La sanction résultant de la violation d’un accord d’exclusivité n’est pas en soi constitutive d’une violation de la liberté d’expression

Publié le 10 Janvier 2013

La sanction résultant de la violation d’un accord d’exclusivité n’est pas en soi constitutive d’une violation de la liberté d’expression

Dans un arrêt Ashby Donald et autres c. France, rendu aujourd’hui, la Cour européenne des droits de l’homme a conclu, à l’unanimité, que la condamnation de photographes de mode pour avoir diffusé, au mépris d’un accord d’exclusivité, des photographies prises lors d’un défilé de mode ne constituait pas une ingérence injustifiée dans leur droit à la liberté d’expression (article 10 de la Convention européenne des droits de l’homme).
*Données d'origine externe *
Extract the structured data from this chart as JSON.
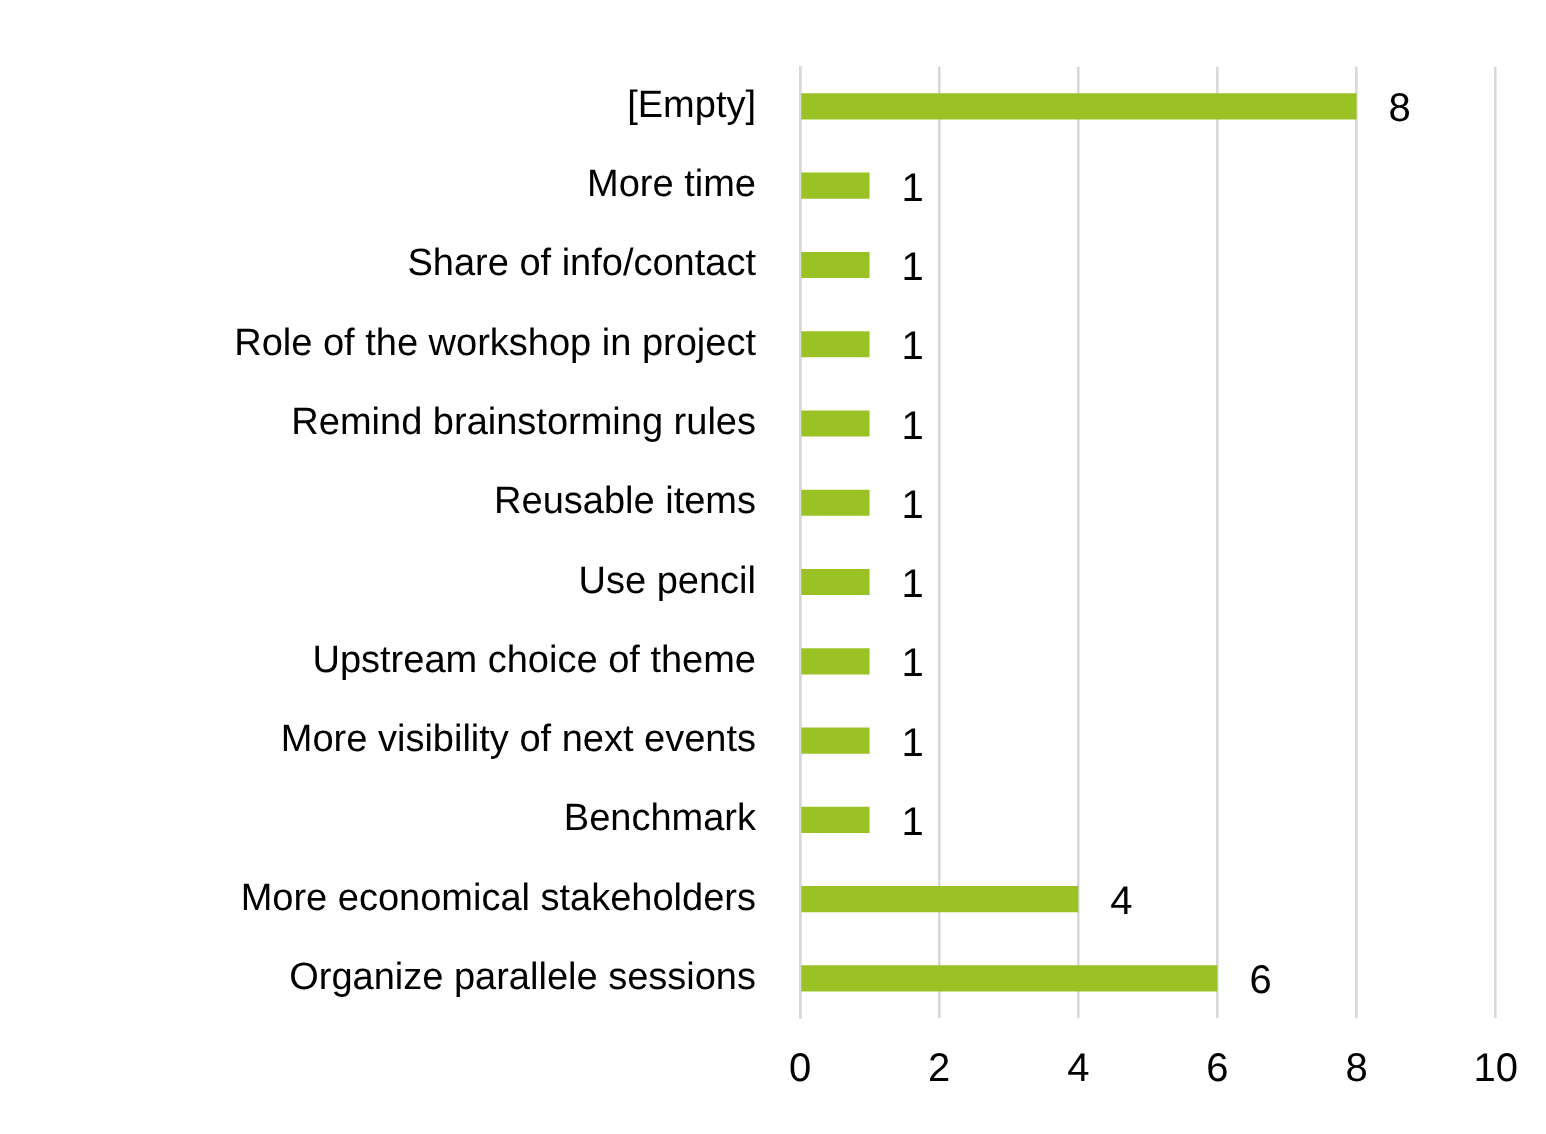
{
  "chart_data": {
    "type": "bar",
    "orientation": "horizontal",
    "categories": [
      "[Empty]",
      "More time",
      "Share of info/contact",
      "Role of the workshop in project",
      "Remind brainstorming rules",
      "Reusable items",
      "Use pencil",
      "Upstream choice of theme",
      "More visibility of next events",
      "Benchmark",
      "More economical stakeholders",
      "Organize parallele sessions"
    ],
    "values": [
      8,
      1,
      1,
      1,
      1,
      1,
      1,
      1,
      1,
      1,
      4,
      6
    ],
    "color": "#9bc225",
    "xlim": [
      0,
      10
    ],
    "xticks": [
      0,
      2,
      4,
      6,
      8,
      10
    ],
    "grid": "x",
    "data_labels": true
  }
}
En l’espèce, les requérants avaient été invités par les organisateurs d’un défilé pour prendre des photographies exclusivement au profit de l’organe de presse qui les employait. En violation de cet engagement d’exclusivité, les requérants avaient publié les clichés sur un site Internet commercial sans y avoir été autorisés par les maisons de haute couture détenteurs d'un droit d'auteur sur les modèles exposés. Les photographes avaient été condamnés par les juridictions françaises à s’acquitter d’une amende pénale (délit de contrefaçon) et à verser d’importants dommages et intérêts aux couturiers concernés. Devant la Cour européenne des droits de l’homme, ils faisaient valoir que leur condamnation enfreignait leur droit à la liberté d’expression.

Les juges européens ont admis que la condamnation des requérants constituait une ingérence dans leur droit à la liberté d’expression, laquelle « a vocation à s’appliquer à la communication au moyen de l’Internet, (…) même lorsque l’objectif poursuivi est de nature lucrative » et « comprend la publication de photographies (…) ».

Pour vérifier si l’ingérence était justifiée, il s’agissait donc d’analyser si la condamnation respectait les conditions cumulatives du second paragraphe de l’article 10.

Aux yeux de la haute juridiction européenne, l’ingérence était prévue par la loi, dans la mesure où le délit de contrefaçon était sanctionné par certains articles du Code de la propriété intellectuelle (la Cour avait déjà conclu, au regard de l’article 7 de la Convention protégeant le principe de légalité pénale, que les juridictions françaises avaient légitimement pu considérer que l’exception du but exclusif d’information n’avait pas vocation à s’appliquer en l’espèce).

En protégeant les droits d’auteur des maisons de couture, l'ingérence poursuivait un objectif légitime visé par l’article 10, § 2 ( « la protection des droit d’autrui »).

Restait alors à savoir si la mesure était bien « nécessaire dans une société démocratique ». A cet égard, la Cour a estimé que l’Etat français disposait d’une large marge d’appréciation dès lors qu’il était question d’une expression de nature commerciale davantage animée par un but lucratif (l’accès aux photographies était payant sur le site Internet) que par l’objectif de contribuer à un débat d’intérêt général. Cette large marge d’appréciation se trouvait encore renforcée en l'espèce, dans la mesure où il s’agissait de mettre en balance deux droits concurrement protégés par la Convention : le droit à la liberté d’expression des photographes et le droit de propriété intellectuelle des couturiers. La Cour a fait sienne l’appréciation des juridictions françaises qui avaient retenu que c’était en connaissance de cause que les photographes avaient diffusé les photographies sans l’autorisation des titulaires de droit d’auteur. La Cour a donc considéré que les juges français n'avaient pas dépassé la marge d'appréciation qui leur revenait « en faisant (…) prévaloir le droit au respect des biens des créateurs de mode sur le droit à la liberté d’expression des requérants ». S'agissant, enfin, de l'argument tiré des sommes élevés (amendes et dommages et intérêts) au paiement desquelles les requérants avaient été condamnés, la Cour a constaté que ces derniers étaient restés en défaut d’apporter des preuves concrètes quant aux conséquences qu'elles auraient pu avoir sur leur situation financière personnelle. Par conséquent, la Cour a conclu à l’absence de violation de l’article 10.

La Cour européenne a ainsi confirmé l’approche retenue en la matière par la défunte Commission européenne des droits de l’homme même si, comme on l'a dit, la première, au contraire de la seconde, a conclu à l'existence d'une ingérence dans les droits garantis par l'article 10. Dans cette ancienne affaire, également dirigée contre la France, l’organe de contrôle strasbourgeois avait rejeté, comme irrecevable, la requête de la chaîne France 2 qui alléguait une violation de sa liberté d’expression en raison de sa condamnation à payer des dommages et intérêts aux ayants droit d’un peintre pour avoir diffusé une fresque exposée dans un théâtre pour illustrer un reportage sur une pièce qui y était jouée.